狩山四段が9筋を端攻めすると、小山さんは△9七歩と垂らして反発し、"と金"を作って先手の飛車を追います。小山さんが更に金銀両取りに△4五桂と打つと、狩山四段も▲5五桂打と銀に当てて攻め合います。小山さんは取られそうな銀を△3四銀と相手の歩頭に出ますが、取ると後手の角の利きが通るので、狩山四段は▲4五歩と桂を取り再び優勢の局面を築きます。

狩山四段の踏み込み

小山さんが△4五同桂と金銀両取りに跳ね、金桂交換して角取りに△9六金と打つと、狩山四段は角を見捨てて▲3四歩と銀を取ります。小山さんは角を取りますが、狩山四段は銀取りに▲4六桂と打って攻め掛かります。

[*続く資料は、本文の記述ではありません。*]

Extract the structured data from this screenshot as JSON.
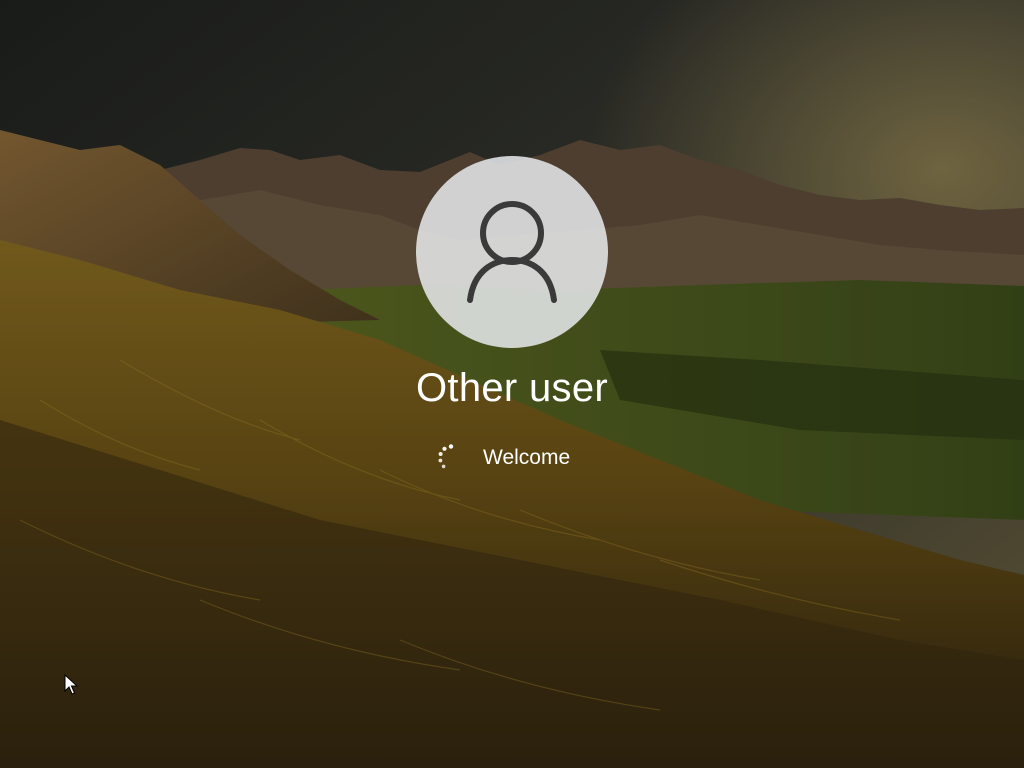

小山さんが歩で銀を支えると、狩山四段は▲3三歩成と"と金"を作ります。

狩山四段の寄せ

小山さんは攻防に△9五角と打ちますが、狩山四段は構わず王手で銀桂交換してから▲4三"と"とじっと寄せます。小山さんは△8七金と開き王手を掛け、狩山四段が桂で合い駒すると、金を交換して△5一桂と自陣に手を戻します。狩山四段が▲3五桂と跳ねて"と金"に紐を付けると、小山さんはやむなく△5五歩と桂を1枚剥がします。

鮮やかな即詰み

狩山四段が"と金"で金を剥がしてから、空いたスペースに▲5四銀と楔を打つと、小山さんは△6三金打と粘ります。狩山四段は▲4三銀打から後手玉を追い、飛車を角と刺し違えて▲5二角と打ち、鮮やかな即詰みに討ち取りました。

まとめ

本局は相雁木の将棋となり、お互いに隙のない陣形を敷いて千日手模様となりましたが、狩山四段は飛車を左右に動かして打開しました。盤面中央で桂が飛び交う難しい中盤戦となりましたが、狩山四段が受けの強さを発揮して後手からの攻撃を防ぐと、一瞬の隙を突いて踏み込み寄せ切りました。
狩山四段はプロの意地を見せた形となりましたが、対局後には「強いのは分かっていたので挑戦する気持ちでぶつかりました」と謙虚に話しています。小山さんは敗れたものの、あと1勝すれば合格という状況は変わりません。2月に予定されている第四局で、夢を掴み取れるよう期待したいと思います。